El servicio: entre la profesionalidad y el trato desigual
Posiblemente, el aspecto más polémico del Restaurante El Verano fue la atención al cliente. Numerosas opiniones alaban sin reservas la profesionalidad y amabilidad del personal. Se habla de camareros atentos, que asesoraban bien y que manejaban con soltura el comedor incluso en los momentos de máxima afluencia. Nombres propios como Miguel eran mencionados con gratitud por ofrecer un trato espectacular. Estas reseñas pintan la imagen de uno de esos bares donde el cliente se siente bien atendido y valorado.
No obstante, una crítica recurrente y detallada enturbia esta imagen idílica. Varios clientes reportaron una notable diferencia de trato entre mesas. La sensación de ser ignorado, de tener que reclamar constantemente la atención para pedir el pan, las bebidas o los cubiertos, contrastaba dolorosamente con la atención inmediata y proactiva que recibían otras mesas, percibidas como de "más caché". Esta experiencia de sentirse un cliente de segunda categoría es uno de los fallos más graves que puede cometer un establecimiento, ya que ataca directamente la base de la hospitalidad. Este trato desigual sugiere una inconsistencia en el servicio que, para algunos, empañó por completo la calidad de la comida.

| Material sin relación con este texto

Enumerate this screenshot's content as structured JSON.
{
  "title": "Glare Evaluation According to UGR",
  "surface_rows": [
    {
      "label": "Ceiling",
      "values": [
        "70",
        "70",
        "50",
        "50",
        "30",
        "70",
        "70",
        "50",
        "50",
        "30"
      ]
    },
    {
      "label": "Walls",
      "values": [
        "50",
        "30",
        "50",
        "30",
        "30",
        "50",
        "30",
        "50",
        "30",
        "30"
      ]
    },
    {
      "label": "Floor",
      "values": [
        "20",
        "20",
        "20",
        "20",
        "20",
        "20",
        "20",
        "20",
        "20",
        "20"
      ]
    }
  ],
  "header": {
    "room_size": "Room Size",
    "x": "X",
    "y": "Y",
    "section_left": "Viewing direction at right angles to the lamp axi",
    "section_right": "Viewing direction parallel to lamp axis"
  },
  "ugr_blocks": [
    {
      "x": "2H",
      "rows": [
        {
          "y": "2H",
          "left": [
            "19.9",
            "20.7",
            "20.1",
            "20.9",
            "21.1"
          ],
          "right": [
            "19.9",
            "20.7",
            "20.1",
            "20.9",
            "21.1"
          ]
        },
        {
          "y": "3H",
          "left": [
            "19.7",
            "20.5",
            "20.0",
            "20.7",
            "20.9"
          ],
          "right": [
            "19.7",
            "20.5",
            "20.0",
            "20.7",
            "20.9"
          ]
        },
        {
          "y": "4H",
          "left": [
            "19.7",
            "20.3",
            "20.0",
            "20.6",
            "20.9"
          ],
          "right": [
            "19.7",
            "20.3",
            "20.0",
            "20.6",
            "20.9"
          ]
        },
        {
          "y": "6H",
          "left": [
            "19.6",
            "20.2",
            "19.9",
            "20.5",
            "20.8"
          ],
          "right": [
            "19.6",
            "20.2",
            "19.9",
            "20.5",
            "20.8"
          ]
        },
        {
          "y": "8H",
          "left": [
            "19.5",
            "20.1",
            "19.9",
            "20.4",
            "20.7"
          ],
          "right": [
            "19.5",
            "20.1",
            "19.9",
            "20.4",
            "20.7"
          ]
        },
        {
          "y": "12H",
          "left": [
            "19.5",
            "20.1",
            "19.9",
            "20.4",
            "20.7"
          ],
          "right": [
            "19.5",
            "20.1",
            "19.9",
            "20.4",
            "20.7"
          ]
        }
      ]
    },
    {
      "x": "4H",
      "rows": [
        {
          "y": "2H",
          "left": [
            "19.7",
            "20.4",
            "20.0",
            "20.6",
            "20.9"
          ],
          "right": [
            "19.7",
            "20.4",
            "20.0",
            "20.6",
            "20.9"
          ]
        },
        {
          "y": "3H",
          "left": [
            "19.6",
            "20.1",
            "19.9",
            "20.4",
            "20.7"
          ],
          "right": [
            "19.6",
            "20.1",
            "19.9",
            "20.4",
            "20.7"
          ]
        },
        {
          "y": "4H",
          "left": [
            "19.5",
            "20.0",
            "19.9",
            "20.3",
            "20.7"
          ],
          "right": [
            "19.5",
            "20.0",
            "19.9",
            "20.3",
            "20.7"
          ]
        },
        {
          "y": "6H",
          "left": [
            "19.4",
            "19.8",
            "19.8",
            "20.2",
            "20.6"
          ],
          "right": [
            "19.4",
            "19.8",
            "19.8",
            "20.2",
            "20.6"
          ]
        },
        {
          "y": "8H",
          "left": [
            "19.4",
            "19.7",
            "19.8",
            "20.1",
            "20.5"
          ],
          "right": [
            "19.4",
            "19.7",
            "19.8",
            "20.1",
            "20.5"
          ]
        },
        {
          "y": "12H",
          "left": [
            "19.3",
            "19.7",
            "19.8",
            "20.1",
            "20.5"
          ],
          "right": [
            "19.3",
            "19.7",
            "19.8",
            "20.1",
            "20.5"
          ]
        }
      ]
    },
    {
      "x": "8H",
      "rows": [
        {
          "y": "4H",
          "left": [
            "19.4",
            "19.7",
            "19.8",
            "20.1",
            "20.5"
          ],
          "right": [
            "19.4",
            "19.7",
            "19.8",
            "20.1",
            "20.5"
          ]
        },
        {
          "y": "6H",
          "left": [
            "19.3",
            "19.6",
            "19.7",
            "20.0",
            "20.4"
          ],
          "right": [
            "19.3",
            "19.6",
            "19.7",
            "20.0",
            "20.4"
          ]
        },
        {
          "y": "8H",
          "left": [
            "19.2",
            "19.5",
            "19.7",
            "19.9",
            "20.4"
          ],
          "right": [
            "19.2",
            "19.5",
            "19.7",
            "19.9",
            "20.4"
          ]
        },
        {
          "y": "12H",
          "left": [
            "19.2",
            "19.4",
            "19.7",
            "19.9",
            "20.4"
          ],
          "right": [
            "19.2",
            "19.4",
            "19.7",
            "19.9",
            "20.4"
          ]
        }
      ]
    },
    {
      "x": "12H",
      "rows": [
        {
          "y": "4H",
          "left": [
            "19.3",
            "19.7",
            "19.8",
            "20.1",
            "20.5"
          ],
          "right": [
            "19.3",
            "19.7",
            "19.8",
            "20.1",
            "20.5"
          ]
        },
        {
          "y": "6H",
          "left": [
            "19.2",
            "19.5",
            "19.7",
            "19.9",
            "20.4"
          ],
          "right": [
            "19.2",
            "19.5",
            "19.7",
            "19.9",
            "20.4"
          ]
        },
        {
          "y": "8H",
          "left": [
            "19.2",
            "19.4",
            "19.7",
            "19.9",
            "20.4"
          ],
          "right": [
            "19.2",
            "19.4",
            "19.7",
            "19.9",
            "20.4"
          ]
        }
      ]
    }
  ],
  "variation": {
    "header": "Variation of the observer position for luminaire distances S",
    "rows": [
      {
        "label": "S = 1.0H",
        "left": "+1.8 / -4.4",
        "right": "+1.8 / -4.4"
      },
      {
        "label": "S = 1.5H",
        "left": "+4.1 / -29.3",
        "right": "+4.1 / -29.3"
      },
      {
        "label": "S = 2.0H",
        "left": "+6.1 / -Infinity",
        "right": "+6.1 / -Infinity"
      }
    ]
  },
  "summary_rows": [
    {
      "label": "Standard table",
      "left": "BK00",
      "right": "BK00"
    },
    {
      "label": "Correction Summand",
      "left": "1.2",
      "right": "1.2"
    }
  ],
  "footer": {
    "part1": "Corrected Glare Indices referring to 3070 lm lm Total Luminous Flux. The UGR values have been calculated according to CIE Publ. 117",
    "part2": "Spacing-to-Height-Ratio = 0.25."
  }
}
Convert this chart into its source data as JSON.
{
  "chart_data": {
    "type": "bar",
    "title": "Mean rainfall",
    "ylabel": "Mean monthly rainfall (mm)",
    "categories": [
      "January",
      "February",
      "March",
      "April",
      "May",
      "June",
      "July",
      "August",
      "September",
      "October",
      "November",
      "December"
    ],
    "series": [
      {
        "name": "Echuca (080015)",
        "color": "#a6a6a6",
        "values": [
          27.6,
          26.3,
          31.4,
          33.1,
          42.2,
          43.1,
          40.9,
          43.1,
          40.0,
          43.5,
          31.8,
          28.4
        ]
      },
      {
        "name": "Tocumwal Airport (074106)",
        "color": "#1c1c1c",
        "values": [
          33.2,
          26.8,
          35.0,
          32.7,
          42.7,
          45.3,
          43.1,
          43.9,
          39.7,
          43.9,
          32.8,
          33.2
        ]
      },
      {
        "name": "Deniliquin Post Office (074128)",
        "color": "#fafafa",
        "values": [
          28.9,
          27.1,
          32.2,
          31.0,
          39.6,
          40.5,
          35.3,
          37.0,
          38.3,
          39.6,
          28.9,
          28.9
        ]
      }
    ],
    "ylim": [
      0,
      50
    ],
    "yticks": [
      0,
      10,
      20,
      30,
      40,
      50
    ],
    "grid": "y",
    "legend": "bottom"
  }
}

El legado final de un restaurante cerrado
Hoy, el Restaurante El Verano es un recuerdo. Su cierre permanente deja un vacío en la oferta gastronómica de Argüero. Su historia es la de un negocio que rozó la excelencia en muchos aspectos, especialmente en la ejecución de platos icónicos de la cocina asturiana. Fue, sin duda, uno de esos restaurantes con encanto rural que tanto se aprecian. Sin embargo, su trayectoria también sirve como recordatorio de que en la restauración no basta con tener un plato estrella. La consistencia en toda la carta, desde los entrantes hasta los postres, y, sobre todo, un servicio equitativo y profesional para cada cliente, son pilares fundamentales para construir una reputación sólida y duradera. El Verano será recordado por sus espectaculares cachopos y sus deliciosos postres, pero también por las sombras de un servicio que no siempre estuvo a la altura de su cocina.